Liz Deschenes “Gravity’s Pull”

Miguel Abreu Gallery (88 Eldridge St.)

poster for Liz Deschenes “Gravity’s Pull”

This event has ended.

Liz Deschenes is a photographer who, in the best modernist tradition, pushes against the basic terms by which photography is conventionally defined: instantaneity, veracity, fixity, or reproducibility.

— Matthew Witkovsky

Miguel Abreu Gallery presents Liz Deschenes’ Gravity’s Pull, her sixth one-person exhibition at the gallery. The show, which is comprised of a new series of ceiling mounted prints on Gorilla Glass, will be held at our 88 Eldridge Street space.

While retaining a fundamental connection to what can be referred to as the photographic, Liz Deschenes’ work of recent years has been progressively distancing itself from that general category in order to directly engage the realms of architecture and sculpture, as well as the dimension of time itself. As the photographic mode expands its reach to ever more intimate zones of human experience, such an evolution would seem logical to the discerning and inquisitive artist, the one interested in first capturing the world as it is before making any attempt to alter or transform it.

In Gravity’s Pull, Deschenes turns to the effects of screen imagery on sensation and consciousness. She works with an alkali-aluminosilicate glass, one of the screen universe’s preferred materials, and renders it opaque. Indeed, apart from various intensities of light dimming through the lush monochrome surface of the works, no constituted image seems able to show through, as if by willed resistance of the glass sheet. There is no information to be digested apart from the sheer presence of ultra-thin, mobile-like objects floating in space, positioned at a more or less short distance from the walls behind them. Arranged in rhythmic line formations, they duplicate and sometimes extend the pre-existing wall structure of the galleries, at once suspending and intensifying the architectural impact on the viewer.

The printed Gorilla Glass sheets, pinched and stabilized into position by a rough band of stainless steel, can be approached and examined from front or back, thus subverting the normally passive, monodirectional experience of a screen and its pulsating content. There is no established recto and verso; one side of the plane is matte, the other simply glossy. Square shaped and with slightly rounded corners, the panels form a kind of silent and precise dance of outsized color pixels liberated from the surface of their native domain into three-dimensional space.

At the outset of the exhibition, a single work embraces the wall directly, like a Japanese hanging scroll, held up by a thin metal cable in triangular formation, effectively doubling the work’s height. It might be noted that all the works in the show are installed mid-distance between the floor and ceiling, that is slightly above the standard picture height for ideal, isolated viewing.

In a small side gallery, two nearly identical black glass works are installed opposite one another. Their convex surface brings to mind an enlarged Claude glass, the typically pocket-book size visual device used by artists, travelers and connoisseurs of landscape since the 18th-century. The users turned their back on the scene to observe the framed view through the tinted mirror–in a sort of pre-photographic lens–which added the picturesque aesthetic of a subtle gradation of tones.

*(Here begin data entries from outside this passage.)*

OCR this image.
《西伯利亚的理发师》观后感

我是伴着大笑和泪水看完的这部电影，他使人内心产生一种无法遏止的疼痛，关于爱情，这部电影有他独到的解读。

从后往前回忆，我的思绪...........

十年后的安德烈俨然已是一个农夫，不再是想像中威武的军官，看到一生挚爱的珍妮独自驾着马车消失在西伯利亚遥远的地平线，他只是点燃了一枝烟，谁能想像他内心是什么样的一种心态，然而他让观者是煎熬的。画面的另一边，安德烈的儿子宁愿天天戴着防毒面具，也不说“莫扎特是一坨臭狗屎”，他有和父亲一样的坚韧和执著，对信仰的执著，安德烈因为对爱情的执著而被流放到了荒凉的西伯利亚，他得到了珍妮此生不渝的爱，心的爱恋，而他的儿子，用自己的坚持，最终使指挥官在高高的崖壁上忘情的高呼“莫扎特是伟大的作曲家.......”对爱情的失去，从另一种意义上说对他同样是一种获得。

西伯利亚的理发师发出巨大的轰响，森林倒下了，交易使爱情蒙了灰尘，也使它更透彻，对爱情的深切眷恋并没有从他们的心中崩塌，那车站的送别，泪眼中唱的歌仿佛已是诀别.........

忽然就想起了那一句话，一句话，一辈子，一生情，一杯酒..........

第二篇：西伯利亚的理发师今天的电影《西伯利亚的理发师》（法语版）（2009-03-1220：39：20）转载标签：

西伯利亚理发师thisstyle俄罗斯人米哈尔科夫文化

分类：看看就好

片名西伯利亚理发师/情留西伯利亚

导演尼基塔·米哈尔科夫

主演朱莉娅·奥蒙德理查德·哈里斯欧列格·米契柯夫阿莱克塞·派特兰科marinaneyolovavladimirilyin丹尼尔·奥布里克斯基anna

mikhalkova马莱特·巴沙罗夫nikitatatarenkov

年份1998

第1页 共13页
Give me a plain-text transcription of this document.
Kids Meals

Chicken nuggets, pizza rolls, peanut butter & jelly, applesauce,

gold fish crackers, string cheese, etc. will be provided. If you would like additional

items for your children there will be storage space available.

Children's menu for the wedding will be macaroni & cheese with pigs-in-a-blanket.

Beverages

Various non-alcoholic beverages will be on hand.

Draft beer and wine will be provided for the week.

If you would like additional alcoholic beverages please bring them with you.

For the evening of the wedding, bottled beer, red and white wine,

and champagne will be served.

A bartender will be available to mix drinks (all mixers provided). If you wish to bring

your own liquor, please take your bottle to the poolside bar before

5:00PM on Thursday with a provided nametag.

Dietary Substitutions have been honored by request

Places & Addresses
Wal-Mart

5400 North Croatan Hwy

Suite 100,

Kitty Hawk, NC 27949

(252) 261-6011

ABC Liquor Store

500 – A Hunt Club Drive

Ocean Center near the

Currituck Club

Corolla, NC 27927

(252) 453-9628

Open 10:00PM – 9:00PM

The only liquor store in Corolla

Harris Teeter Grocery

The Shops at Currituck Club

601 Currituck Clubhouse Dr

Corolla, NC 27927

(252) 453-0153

Liz Deschenes (b. 1966, Boston) lives and works in New York. She has been exhibiting internationally for over 25 years. Institutional solo exhibitions of her work have been held at ICA Boston (2016); MASS MoCA, North Adams, MA (2015); Walker Art Center, Minneapolis (2014); and the Secession, Vienna (2012). Recent major group exhibitions include the Geneva Biennale: Sculpture Garden, (2022); Une seconde d’éternité, Pinault Collection, Bourse de Commerce, Paris (2022); Shifting the Silence, San Francisco Museum of Modern Art (2022); True Pictures? Contemporary Photography from Canada and the USU, Sprengel Museum, Hanover (2021); The Inconstant World, ICA Los Angeles (2021); and Luogo e Segni Pinault Collection – Punta della Dogana, Venice (2019). Her work was included in the 2012 Whitney Biennial, and is held in the permanent collections of Centre Pompidou, Paris; San Francisco Museum of Modern Art; Solomon R. Guggenheim Museum; Whitney Museum of American Art; Museum of Modern Art; Metropolitan Museum of Art; Walker Art Center; Art Institute of Chicago; Israel Museum, Jerusalem; CCS Bard Hessel Museum of Art; Corcoran Museum of Art; Hirschhorn Museum and Sculpture Garden; and Pinault Collection, among others.